Jakarta, Beritamerdekaonline.com – Founder & Group CEO Baba Rafi Enterprise, Hendy Setiono, memberikan apresiasi kepada Menteri Energi dan Sumber Daya Mineral (ESDM), Bahlil Lahadalia, dalam acara buka puasa bersama dan silaturahmi yang digelar di kediaman Bahlil, Kuningan, Jakarta Selatan, Selasa (18/3/2025).

Bahlil, yang juga mantan Ketua Umum Himpunan Pengusaha Muda Indonesia (HIPMI), dinilai berkontribusi besar dalam mendorong pertumbuhan ekonomi nasional, khususnya di sektor ESDM. Menurut Hendy, kebijakan yang diterapkan Bahlil telah membawa dampak nyata bagi industri energi di Indonesia.

“Kami sebagai junior di HIPMI sangat bangga dengan beliau. Wawasan dan kebijakan yang diterapkan benar-benar memberikan dampak nyata bagi perekonomian nasional, terutama di sektor ESDM,” ujar Hendy.

Hendy juga menyoroti bagaimana Bahlil terus mengembangkan pemahaman akademisnya melalui penelitian dan disertasi yang tengah disusun. Hal ini, kata Hendy, mencerminkan dedikasi Bahlil dalam menghadirkan kebijakan berbasis riset dan pengalaman di lapangan.

Lebih lanjut, Hendy menekankan pentingnya inspirasi dan kepemimpinan bagi pengusaha muda di tengah situasi ekonomi yang penuh tantangan. Ia berharap ajang silaturahmi seperti ini dapat memperkuat semangat inovasi dan daya saing UMKM Indonesia.

“Kondisi ekonomi global memang tidak mudah, tapi kita sebagai pengusaha muda harus tetap tangguh dan inovatif. Dengan adanya konsolidasi seperti ini, kami semakin optimis menghadapi tantangan dan terus berkembang,” tambahnya.

Hendy juga mengingatkan bahwa persaingan bisnis semakin ketat, terutama dengan masuknya produk asing ke pasar Indonesia.
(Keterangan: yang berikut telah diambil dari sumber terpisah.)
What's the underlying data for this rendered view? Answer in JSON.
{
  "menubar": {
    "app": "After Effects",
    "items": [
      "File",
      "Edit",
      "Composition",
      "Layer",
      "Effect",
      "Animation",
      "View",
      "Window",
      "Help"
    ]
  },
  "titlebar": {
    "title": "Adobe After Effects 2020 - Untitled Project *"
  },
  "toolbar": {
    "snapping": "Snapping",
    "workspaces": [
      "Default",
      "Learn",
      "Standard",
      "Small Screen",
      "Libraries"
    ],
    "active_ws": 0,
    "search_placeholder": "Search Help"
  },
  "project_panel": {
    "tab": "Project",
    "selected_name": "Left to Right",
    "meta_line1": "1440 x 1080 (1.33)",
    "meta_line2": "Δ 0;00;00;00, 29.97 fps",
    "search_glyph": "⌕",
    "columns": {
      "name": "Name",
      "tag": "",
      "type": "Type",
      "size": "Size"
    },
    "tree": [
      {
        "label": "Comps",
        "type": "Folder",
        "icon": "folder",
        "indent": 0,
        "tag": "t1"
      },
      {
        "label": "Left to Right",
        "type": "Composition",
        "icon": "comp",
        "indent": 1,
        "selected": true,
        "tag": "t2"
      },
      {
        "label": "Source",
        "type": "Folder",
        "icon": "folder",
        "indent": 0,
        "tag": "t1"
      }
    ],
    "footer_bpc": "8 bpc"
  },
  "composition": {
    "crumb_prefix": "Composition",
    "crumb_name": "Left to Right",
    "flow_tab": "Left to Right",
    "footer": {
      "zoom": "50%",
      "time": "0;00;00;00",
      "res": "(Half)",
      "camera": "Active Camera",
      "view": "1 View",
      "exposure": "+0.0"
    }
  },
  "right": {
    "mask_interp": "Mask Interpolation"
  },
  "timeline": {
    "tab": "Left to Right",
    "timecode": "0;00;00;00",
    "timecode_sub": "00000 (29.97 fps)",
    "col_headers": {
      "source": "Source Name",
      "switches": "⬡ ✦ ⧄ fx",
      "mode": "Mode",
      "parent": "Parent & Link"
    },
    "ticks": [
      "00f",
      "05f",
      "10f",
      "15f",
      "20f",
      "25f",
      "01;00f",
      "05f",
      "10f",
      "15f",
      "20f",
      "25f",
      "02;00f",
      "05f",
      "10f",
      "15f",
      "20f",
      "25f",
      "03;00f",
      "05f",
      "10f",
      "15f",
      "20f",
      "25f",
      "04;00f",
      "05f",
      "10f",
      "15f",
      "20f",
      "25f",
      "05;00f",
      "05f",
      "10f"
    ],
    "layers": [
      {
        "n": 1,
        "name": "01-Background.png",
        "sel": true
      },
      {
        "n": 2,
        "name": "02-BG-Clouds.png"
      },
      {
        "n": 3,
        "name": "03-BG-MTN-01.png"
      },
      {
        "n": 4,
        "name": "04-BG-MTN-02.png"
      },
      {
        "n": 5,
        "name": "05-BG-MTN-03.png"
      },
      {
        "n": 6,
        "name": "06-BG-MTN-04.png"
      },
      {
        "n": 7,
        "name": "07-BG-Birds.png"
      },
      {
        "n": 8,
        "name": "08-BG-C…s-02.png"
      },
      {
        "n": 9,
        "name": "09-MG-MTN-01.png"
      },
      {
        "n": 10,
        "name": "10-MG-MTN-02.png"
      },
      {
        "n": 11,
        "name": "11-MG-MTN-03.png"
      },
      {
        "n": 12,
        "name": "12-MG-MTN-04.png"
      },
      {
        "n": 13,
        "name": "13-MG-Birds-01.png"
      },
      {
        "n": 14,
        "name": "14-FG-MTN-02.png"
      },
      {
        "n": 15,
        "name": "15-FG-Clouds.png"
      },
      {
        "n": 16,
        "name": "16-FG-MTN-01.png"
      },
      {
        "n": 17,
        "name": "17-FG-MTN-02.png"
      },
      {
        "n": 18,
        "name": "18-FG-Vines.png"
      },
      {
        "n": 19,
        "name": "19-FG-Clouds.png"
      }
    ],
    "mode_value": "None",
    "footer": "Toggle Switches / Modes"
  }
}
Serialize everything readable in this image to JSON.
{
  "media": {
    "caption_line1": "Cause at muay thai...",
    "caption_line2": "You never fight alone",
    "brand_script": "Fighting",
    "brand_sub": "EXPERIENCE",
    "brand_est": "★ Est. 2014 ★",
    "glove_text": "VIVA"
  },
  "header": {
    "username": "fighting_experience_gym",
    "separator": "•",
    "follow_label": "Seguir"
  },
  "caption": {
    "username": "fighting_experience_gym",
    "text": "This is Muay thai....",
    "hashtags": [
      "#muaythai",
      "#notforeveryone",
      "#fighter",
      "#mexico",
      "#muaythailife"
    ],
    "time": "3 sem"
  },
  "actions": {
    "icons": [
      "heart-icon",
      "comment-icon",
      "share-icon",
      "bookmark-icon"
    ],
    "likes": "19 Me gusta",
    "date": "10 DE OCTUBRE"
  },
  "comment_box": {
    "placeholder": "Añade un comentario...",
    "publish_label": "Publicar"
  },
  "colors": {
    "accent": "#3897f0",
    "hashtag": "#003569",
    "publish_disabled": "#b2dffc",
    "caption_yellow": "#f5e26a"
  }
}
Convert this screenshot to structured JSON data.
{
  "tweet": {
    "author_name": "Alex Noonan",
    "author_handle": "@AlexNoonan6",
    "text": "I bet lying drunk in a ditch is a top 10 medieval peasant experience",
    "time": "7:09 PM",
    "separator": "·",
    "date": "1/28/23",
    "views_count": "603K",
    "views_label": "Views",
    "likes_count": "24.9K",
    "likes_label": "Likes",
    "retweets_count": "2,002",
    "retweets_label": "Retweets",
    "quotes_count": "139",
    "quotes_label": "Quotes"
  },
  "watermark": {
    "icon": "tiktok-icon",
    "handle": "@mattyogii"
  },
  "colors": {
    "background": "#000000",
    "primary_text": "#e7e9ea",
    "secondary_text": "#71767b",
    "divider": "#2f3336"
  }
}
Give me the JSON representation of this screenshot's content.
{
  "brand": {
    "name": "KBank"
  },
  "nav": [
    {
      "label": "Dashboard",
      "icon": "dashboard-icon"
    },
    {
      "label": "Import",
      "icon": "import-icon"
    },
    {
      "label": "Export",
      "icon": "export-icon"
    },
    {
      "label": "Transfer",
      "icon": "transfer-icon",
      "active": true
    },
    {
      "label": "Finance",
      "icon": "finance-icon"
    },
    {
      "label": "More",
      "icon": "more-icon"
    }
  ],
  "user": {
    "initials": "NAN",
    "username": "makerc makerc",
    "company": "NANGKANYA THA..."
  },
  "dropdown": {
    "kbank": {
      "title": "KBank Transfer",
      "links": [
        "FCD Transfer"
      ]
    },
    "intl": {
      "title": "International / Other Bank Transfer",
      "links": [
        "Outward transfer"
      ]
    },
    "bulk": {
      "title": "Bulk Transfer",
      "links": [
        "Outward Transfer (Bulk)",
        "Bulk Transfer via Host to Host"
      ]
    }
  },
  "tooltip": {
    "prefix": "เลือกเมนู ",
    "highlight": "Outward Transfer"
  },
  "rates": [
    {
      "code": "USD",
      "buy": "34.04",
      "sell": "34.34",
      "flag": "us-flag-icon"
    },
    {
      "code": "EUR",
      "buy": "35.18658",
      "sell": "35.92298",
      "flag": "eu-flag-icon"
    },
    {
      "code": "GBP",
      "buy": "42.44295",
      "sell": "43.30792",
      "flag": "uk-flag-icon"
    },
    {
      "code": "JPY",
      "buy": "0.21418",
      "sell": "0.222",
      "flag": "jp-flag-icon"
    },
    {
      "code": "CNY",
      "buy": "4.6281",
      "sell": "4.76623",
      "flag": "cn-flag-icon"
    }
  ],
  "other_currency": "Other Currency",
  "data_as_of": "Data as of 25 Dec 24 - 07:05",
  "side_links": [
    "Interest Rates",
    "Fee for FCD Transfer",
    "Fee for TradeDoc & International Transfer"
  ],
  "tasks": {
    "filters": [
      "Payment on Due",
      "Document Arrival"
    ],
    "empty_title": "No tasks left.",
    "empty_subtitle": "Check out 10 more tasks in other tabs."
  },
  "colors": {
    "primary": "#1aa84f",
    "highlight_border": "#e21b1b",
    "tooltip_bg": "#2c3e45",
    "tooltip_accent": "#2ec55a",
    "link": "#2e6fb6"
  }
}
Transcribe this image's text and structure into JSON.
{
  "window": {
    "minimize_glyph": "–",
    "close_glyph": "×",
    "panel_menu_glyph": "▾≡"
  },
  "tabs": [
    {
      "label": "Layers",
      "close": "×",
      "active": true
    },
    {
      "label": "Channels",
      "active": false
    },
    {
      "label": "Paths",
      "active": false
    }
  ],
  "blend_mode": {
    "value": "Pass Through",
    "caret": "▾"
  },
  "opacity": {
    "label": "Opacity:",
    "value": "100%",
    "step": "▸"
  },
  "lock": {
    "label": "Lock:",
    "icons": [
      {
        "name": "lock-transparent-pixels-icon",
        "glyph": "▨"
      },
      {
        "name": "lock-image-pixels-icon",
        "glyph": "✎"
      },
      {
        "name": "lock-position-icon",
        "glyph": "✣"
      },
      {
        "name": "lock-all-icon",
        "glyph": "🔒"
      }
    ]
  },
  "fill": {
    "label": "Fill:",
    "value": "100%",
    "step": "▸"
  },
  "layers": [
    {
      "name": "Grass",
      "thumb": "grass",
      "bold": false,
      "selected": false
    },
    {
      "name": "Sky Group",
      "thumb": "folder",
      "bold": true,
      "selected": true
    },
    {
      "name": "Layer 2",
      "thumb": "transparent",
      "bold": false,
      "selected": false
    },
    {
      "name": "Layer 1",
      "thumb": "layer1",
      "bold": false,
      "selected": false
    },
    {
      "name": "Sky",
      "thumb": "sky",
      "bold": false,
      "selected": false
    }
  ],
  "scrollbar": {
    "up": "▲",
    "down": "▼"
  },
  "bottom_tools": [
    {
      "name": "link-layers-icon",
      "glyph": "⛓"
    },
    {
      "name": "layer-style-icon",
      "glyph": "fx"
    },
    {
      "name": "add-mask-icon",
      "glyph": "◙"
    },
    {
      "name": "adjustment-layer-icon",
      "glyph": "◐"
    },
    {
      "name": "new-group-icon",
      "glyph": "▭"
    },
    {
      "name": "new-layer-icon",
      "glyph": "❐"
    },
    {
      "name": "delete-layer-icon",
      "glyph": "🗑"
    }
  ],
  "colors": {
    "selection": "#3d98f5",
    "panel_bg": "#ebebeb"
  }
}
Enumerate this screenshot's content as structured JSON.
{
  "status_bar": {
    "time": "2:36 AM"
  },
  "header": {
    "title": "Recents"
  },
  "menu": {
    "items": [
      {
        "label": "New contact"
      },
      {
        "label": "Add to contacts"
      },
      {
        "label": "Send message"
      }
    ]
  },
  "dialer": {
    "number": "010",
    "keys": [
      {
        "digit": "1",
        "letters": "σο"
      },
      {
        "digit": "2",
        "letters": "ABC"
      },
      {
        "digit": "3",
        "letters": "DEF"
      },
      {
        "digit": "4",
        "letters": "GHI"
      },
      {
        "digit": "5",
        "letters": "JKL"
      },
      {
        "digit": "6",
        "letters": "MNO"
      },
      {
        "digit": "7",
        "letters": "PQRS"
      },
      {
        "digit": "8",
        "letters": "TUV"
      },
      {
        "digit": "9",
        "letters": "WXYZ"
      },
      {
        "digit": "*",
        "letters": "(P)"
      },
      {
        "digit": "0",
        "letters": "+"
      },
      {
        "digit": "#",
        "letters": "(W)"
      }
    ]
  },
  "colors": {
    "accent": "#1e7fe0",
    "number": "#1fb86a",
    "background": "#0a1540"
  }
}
Oleh karena itu, menurutnya, pengusaha muda harus lebih adaptif, kreatif, dan berorientasi pada pertumbuhan.

“Di tengah ekonomi yang melambat, kita tidak boleh ikut melemah. Justru ini saatnya kita sebagai pelaku usaha terus bergerak, menciptakan inovasi, dan menjaga daya saing agar tetap bertahan dan berkembang di pasar,” tegasnya.